Poor reliability between Cochrane Reviewers and blinded external reviewers when applying the Risk of Bias Tool in physical therapy trials

Article type
Authors
Armijo-Olivo S1, Ospina M1, Jorge F1, Humam S1, Annabritt C1, Dion P1, Greta C1
1University of Alberta, Canada
Abstract
Background: The Risk of Bias (RoB) tool is an emerging method for determining the risk of bias of health trials. Recent research have recommended further testing of the psychometric properties of the RoB domains, and validating the tool in a wider range of research fields. Inter-rater reliability of the RoB tool has been evaluated for child trials, general medical and nursing trials. The inter-rater reliability of the RoB has not been evaluated for physical therapy (PT) trials.

Objectives: To test the inter-rater reliability of the RoB tool applied to PT trials by comparing ratings from Cochrane Review authors and blinded external reviewers.

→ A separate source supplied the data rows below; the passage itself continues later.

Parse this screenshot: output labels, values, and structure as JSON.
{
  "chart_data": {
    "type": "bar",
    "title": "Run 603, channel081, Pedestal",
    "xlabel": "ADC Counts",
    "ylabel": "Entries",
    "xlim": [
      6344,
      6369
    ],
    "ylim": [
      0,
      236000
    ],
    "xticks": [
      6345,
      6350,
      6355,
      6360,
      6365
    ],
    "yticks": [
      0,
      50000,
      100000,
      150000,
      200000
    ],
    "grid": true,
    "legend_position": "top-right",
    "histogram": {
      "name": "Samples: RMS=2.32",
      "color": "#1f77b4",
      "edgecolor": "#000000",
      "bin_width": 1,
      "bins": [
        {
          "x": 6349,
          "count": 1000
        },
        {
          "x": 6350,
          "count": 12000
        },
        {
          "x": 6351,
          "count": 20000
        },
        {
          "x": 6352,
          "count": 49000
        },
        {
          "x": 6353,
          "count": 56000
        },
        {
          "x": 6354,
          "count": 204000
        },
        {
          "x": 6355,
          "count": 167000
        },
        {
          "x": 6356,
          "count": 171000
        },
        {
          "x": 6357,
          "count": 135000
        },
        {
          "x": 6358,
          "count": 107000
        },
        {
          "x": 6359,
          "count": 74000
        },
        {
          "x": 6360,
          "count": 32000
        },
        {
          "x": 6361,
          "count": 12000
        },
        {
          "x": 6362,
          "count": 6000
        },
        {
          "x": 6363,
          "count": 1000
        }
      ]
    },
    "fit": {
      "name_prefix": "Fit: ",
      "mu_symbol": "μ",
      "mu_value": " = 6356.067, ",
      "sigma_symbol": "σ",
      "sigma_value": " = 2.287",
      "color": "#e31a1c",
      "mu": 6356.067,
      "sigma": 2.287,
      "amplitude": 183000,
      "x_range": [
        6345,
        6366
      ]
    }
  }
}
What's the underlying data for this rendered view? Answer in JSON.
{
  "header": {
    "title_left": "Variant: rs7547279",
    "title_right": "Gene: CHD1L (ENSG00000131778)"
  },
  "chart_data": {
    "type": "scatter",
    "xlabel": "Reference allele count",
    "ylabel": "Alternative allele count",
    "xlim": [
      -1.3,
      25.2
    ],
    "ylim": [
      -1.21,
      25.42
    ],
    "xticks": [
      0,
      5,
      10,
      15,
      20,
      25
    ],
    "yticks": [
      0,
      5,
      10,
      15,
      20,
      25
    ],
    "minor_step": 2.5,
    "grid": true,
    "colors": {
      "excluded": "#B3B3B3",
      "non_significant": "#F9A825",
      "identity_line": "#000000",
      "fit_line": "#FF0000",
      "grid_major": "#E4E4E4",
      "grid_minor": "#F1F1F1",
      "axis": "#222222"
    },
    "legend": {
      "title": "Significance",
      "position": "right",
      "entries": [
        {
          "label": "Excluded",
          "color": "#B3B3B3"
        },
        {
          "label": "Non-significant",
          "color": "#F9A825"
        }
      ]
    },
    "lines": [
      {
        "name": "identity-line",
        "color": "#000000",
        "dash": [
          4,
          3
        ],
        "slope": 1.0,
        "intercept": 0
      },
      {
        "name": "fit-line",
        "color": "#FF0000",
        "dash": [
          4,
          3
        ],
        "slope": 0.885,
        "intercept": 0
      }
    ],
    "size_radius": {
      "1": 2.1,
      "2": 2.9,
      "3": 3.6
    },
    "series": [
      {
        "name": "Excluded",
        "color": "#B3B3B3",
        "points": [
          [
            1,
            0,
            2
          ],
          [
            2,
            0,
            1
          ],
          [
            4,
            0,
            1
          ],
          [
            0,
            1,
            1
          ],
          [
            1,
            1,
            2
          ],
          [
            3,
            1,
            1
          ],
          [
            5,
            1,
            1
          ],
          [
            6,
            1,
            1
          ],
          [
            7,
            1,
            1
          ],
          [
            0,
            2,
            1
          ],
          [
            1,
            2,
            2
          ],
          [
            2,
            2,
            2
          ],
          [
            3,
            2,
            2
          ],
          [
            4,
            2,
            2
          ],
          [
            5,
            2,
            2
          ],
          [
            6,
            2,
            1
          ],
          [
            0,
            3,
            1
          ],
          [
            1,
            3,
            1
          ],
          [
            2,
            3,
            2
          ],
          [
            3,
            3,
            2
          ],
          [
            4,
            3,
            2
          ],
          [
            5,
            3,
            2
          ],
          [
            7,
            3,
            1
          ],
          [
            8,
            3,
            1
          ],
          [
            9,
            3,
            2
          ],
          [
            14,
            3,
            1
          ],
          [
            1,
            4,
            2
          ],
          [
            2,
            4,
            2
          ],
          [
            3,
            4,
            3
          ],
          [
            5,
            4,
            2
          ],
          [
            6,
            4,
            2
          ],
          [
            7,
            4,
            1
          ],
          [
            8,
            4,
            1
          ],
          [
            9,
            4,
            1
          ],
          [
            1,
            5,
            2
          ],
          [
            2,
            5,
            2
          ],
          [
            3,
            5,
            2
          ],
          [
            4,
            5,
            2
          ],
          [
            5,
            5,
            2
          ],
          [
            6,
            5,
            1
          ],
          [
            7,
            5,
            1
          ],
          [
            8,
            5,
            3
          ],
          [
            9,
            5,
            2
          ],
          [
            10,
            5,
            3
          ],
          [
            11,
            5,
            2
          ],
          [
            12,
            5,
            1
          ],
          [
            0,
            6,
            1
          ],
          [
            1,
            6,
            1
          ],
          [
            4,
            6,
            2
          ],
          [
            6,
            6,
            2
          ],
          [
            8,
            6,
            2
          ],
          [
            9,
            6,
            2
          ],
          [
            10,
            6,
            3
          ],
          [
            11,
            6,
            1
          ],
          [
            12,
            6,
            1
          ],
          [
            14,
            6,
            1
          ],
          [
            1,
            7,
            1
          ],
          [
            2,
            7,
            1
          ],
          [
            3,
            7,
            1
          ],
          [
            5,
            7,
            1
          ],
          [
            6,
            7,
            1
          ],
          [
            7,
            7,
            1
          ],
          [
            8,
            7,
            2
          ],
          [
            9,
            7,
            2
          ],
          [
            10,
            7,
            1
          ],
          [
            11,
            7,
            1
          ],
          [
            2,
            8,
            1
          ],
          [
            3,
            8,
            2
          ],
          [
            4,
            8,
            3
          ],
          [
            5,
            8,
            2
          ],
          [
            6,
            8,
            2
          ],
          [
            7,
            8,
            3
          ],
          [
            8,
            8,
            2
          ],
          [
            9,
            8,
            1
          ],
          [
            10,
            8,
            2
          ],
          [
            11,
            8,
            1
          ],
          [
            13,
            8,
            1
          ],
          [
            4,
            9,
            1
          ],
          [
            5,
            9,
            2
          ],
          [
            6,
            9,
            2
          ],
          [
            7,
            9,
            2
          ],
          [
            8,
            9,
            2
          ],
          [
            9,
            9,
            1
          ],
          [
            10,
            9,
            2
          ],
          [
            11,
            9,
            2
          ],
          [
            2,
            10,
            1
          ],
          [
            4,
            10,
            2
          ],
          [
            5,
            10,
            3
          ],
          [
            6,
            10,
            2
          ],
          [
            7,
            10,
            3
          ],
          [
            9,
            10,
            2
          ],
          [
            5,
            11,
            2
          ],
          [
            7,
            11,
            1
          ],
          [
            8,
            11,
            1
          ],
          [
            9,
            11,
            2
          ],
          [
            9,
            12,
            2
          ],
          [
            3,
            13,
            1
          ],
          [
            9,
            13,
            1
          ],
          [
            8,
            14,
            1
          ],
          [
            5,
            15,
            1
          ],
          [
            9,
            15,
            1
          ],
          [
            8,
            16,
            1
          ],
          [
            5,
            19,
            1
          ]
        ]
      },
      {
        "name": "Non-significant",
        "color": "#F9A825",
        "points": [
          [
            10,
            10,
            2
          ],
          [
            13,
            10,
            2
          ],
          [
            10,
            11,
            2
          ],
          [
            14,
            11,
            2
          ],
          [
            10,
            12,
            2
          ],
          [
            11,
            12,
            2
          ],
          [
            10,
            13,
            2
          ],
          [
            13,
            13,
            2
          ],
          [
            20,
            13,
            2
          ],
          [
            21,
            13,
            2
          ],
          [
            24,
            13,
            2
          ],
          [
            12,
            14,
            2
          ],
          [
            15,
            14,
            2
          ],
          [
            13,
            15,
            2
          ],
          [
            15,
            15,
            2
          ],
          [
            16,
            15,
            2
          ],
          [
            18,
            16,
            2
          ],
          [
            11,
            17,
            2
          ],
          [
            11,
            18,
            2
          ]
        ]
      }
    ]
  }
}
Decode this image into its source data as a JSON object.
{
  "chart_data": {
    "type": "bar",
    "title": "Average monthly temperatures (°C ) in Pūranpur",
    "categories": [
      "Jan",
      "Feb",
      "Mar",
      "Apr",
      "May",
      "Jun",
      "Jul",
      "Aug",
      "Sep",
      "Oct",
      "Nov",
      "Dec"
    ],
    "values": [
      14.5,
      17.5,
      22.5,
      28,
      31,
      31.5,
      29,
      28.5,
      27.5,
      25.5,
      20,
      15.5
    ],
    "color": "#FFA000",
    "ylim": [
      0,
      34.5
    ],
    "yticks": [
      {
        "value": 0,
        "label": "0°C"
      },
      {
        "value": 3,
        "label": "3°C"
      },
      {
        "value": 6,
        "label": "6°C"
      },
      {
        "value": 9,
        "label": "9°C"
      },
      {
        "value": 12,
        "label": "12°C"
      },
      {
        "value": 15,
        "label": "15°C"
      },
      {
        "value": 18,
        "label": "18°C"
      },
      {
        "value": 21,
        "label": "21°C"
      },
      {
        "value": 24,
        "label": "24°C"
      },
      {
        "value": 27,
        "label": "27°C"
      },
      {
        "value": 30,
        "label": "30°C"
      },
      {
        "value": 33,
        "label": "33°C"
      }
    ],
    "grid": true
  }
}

Methods: Randomized controlled trials (RCTs) in PT were identified by searching the Cochrane Database of Systematic Reviews for meta-analysis of PT interventions. RoB assessments of PT trials included in the meta-analyses were conducted independently by two reviewers blinded to the RoB ratings reported in the Cochrane Reviews. Consensus ratings between the two reviewers were compared with the Cochrane RoB ratings. Agreement between Cochrane and blinded external reviewers for individual domains and the final rating of the RoB tool was assessed using weighted kappa (K) for categorical data (K = 0.0–0.40 poor; K = 0.41–0.60 moderate; K = 0.61–0.80 substantial).

Results: In total, 109 trials included in 17 Cochrane Reviews were assessed. Interrater agreement on the overall RoB rating was poor (K = 0.07). Agreement on individual domains of the RoB tool was poor (median K = 0.20) ranging from K = 0.01 (‘Other bias’) to K = 0.63 (‘Sequence generation’).

Conclusions: Risk of bias assessments are not consistent across different research groups. Results have implications for decision making since different recommendations can be reached depending on the group analyzing the evidence. Improved guidelines to apply the RoB tool and revisions to the tool for different health areas are needed.